Adobe Flash bug allow spying Webcam hole


The flaw was disclosed in 2008 and can be exploited to turn on people's webcams or microphones without their knowledge. Attack involved putting the Adobe Flash Settings Manager page into an iFrame and masking it with a game, so that when the user clicked on the buttons he would actually change the settings and turn on the webcam.

Adobe is working on a fix for a Flash Player vulnerability that can be exploited via clickjacking techniques to turn on people's webcams or microphones without their knowledge.The issue was discovered by a Stanford University computer science student named Feross Aboukhadijeh who based his proof-of-concept exploit on a similar one disclosed back in 2008 by an anonymous researcher.

Once it was made public, Adobe fixed the issue by adding framebusting code to the Settings Manager page.

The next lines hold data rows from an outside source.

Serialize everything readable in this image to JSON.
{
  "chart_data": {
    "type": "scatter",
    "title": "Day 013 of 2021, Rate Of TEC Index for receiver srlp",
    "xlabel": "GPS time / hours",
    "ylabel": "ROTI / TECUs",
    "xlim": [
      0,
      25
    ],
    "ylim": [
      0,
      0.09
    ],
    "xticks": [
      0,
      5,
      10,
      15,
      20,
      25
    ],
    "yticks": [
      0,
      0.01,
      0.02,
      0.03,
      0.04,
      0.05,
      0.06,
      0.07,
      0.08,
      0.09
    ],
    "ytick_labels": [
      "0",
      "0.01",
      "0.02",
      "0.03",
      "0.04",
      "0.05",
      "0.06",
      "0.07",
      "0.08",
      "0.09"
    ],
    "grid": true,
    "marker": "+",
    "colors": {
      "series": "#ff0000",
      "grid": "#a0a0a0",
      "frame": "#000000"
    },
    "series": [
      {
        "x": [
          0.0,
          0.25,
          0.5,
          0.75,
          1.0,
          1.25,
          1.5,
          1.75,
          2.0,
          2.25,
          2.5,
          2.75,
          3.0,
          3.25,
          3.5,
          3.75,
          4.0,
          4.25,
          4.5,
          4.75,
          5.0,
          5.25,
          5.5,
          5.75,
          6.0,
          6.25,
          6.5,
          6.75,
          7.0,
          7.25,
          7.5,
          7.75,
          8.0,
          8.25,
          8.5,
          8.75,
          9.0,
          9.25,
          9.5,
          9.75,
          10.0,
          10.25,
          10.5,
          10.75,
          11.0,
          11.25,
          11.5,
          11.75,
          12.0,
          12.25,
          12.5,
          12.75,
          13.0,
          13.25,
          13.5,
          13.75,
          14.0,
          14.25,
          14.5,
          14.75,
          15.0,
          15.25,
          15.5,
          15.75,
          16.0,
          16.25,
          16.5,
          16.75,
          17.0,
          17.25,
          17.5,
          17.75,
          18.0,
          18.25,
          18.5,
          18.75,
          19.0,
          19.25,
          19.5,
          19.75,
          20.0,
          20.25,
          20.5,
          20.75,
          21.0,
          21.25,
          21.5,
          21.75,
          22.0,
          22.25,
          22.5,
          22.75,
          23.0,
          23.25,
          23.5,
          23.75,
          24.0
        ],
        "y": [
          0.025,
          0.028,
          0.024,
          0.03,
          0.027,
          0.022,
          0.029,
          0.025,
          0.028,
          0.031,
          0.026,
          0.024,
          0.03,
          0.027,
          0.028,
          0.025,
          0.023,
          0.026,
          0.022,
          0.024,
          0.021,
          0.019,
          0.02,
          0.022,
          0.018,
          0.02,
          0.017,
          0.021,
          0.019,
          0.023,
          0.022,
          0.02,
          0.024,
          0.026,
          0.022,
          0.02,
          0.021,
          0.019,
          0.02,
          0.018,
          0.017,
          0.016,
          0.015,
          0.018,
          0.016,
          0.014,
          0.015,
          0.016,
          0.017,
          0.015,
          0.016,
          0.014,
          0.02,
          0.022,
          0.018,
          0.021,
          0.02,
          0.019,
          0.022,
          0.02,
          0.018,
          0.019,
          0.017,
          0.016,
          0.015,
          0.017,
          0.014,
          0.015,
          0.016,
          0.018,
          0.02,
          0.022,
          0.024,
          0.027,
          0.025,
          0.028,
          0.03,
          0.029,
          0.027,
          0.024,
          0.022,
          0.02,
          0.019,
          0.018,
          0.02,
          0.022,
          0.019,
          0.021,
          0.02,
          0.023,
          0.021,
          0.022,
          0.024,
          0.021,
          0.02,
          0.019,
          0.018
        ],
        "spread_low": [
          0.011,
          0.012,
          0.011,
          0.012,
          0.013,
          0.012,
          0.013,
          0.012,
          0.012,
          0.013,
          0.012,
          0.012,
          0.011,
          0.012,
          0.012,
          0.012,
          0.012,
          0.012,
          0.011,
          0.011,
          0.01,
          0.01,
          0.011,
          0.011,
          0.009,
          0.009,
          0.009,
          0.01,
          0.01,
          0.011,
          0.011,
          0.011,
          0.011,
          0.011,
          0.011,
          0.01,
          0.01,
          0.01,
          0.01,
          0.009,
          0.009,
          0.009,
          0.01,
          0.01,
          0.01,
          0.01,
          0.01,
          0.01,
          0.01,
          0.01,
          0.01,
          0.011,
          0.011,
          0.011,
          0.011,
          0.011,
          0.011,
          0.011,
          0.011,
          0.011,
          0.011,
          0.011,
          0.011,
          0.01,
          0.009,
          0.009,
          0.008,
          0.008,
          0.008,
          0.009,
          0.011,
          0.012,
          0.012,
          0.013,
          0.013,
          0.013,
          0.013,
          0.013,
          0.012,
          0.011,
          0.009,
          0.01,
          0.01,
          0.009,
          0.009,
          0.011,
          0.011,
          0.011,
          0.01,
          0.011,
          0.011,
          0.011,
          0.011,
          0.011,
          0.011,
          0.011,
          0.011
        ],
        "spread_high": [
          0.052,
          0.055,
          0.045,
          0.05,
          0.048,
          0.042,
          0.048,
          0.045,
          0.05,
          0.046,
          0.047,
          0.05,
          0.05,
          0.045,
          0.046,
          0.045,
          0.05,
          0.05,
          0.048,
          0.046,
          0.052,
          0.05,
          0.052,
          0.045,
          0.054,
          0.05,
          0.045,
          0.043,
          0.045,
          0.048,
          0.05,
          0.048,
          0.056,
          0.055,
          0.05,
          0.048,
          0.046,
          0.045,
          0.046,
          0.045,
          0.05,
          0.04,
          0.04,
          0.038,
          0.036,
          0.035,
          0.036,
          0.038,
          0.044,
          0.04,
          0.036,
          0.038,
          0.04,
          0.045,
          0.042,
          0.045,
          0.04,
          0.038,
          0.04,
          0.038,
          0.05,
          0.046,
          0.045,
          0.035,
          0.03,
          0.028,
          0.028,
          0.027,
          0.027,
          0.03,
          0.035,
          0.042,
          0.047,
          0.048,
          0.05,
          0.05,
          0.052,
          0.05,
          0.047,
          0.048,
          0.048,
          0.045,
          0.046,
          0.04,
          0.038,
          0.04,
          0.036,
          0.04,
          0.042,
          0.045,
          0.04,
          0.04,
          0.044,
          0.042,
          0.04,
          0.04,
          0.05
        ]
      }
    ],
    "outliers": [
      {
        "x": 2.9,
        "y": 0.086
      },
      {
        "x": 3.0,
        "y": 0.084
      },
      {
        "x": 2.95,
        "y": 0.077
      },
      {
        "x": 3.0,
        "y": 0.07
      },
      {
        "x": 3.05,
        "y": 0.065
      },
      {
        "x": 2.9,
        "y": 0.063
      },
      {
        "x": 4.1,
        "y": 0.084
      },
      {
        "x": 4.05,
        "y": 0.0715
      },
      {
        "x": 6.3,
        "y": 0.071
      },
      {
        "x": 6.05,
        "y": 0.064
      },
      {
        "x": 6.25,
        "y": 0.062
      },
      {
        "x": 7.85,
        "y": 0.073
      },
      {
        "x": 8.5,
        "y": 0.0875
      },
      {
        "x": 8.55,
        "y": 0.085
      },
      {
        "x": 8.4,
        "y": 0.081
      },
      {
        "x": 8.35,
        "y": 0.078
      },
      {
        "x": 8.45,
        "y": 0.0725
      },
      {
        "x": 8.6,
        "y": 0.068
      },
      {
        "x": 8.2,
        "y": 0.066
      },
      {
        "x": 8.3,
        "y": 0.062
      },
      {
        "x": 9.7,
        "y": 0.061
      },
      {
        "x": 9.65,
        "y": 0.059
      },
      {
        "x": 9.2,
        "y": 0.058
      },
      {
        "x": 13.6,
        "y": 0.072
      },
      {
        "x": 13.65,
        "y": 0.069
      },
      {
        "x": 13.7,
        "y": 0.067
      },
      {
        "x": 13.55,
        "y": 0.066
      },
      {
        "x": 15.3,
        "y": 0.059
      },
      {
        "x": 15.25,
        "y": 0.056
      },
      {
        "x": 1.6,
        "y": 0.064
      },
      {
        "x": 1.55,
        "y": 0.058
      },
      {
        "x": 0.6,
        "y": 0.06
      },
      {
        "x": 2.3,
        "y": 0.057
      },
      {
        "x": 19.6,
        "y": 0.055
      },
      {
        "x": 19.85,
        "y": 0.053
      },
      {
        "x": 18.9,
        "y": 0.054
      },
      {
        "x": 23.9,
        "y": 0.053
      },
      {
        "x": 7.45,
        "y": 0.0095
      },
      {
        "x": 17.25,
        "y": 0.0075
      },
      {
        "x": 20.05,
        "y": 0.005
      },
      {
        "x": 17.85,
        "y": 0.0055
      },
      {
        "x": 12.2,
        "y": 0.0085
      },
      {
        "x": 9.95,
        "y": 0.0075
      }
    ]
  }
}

But now, Stanford University computer science student Feross Aboukhadijeh managed to bypass the framebusting JavaScript code by simply putting the settings SWF file into the iFrame, and made the clickjacking attack possible again.

In essence this is the same 2008 vulnerability exploited through a slightly different attack vector. "I was really surprised to find out that this actually works," Aboukhadijeh said.

He said that he emailed Adobe about the problem a few weeks ago, but got no response. However, the company contacted him after the public disclosure to inform him that they are working on a fix which will be deployed on their end and won't require users to update their Flash Player installations.

Using an SWF file hosted on Adobe's servers to modify Flash Player settings instead of a local interface is something that has generated problems before. For example, privacy advocates have complained in the past that this makes clearing Local Shared Objects (LSOs), commonly known as Flash cookies, difficult and confusing.